Are you passionate about transforming complex multimedia data into powerful machine learning datasets? We’re on the lookout for a skilled Data Engineer to operate at the fascinating intersection of data engineering and applied machine learning. In this role, you'll design and implement robust data-processing pipelines, turning raw, intricate data into clean, research-ready datasets. If you thrive on building scalable solutions and ensuring data integrity for cutting-edge ML workflows, we'd love to collaborate with you!
Responsibilities
- Design, develop, and maintain scalable data-processing pipelines for large volumes of multimedia (audio, video) and sensor data (e.g.
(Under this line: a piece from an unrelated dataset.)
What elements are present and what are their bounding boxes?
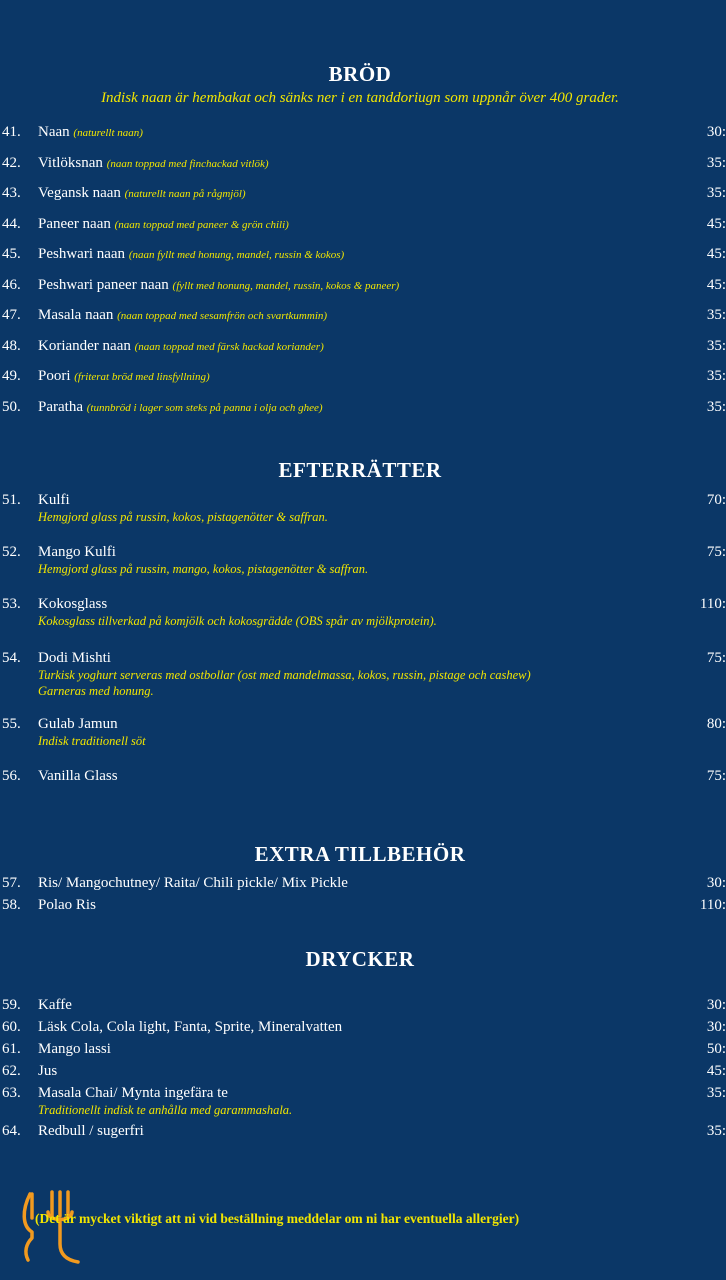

IMU), ensuring reliability and reproducibility.
- Gather and interpret processing requirements from stakeholders, translating them into practical technical solutions and devising novel approaches where needed.
- Perform diverse data-processing operations, from mathematical transformations and filtering to feature extraction, synchronisation, and inference through ML models.
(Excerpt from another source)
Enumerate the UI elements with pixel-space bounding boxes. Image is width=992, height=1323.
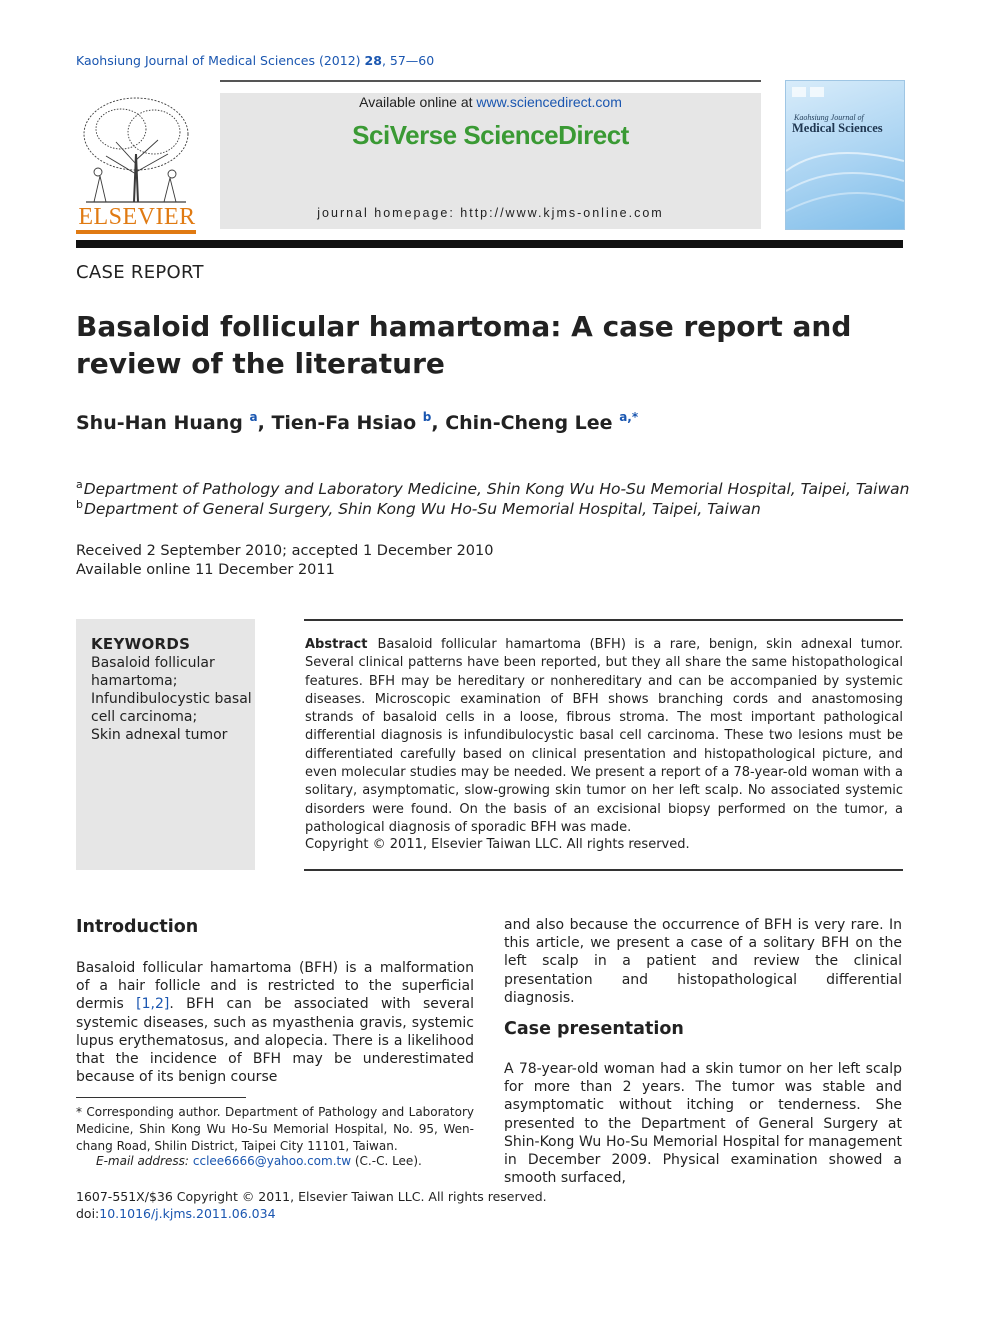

- Interface with various internal tooling, such as dataset management systems and training frameworks to prepare raw data for machine learning, including validation, transformation, and quality assurance.
- Collaborate with machine learning researchers to integrate research prototypes into production pipelines.
- Ensure compliance with data governance, security, and relevant standards.
Minimum Requirements
- Bachelor’s degree in a relevant technical field (e.g., Computer Science, Data Science) with a minimum of 3 years of industry experience in machine learning or data engineering; or equivalent combination of education and experience.
- Demonstrable programming experience in Python using common ML and data libraries, i.e., numpy, scipy, pandas.
- Proficiency in Linux and shell scripting.
- Working knowledge of audio, image, and video formats.
Preferred Experience
- Experience using PyTorch or other Python machine-learning frameworks.
- Experience with relational and graph / NoSQL databases.
- Experience using REST APIs for data interactions.
- Experience working in a research environment.
- Strong mathematical background.
Benefits
- 401(k).
- Dental Insurance.
- Health insurance.
- Vision insurance.
- We are an equal-opportunity employer and value diversity, equality, inclusion, and respect for people.
- The salary will be determined based on several factors, including, but not limited to, location, relevant education, qualifications, experience, technical skills, and business needs.
Additional Responsibilities
- Participate in OP monthly team meetings and participate in team-building efforts.
- Contribute to OP technical discussions, peer reviews, etc.
- Contribute content and collaborate via the OP-Wiki/Knowledge Base.
- Provide status reports to OP Account Management as requested.
About Us
At OP, we help you harness the power of technology for maximum impact. A technology consulting and solutions company, we offer advisory and managed services, innovative platforms, and staffing solutions across a wide range of fields including AI, cyber security, enterprise architecture, and beyond. For nearly two decades, we’ve been challenging the status quo of the consulting industry serving up fresh, ingenious thinking through a radically lean structure. Together, this strategy delivers unprecedented performance at an unparalleled pace for faster results that propel your business forward.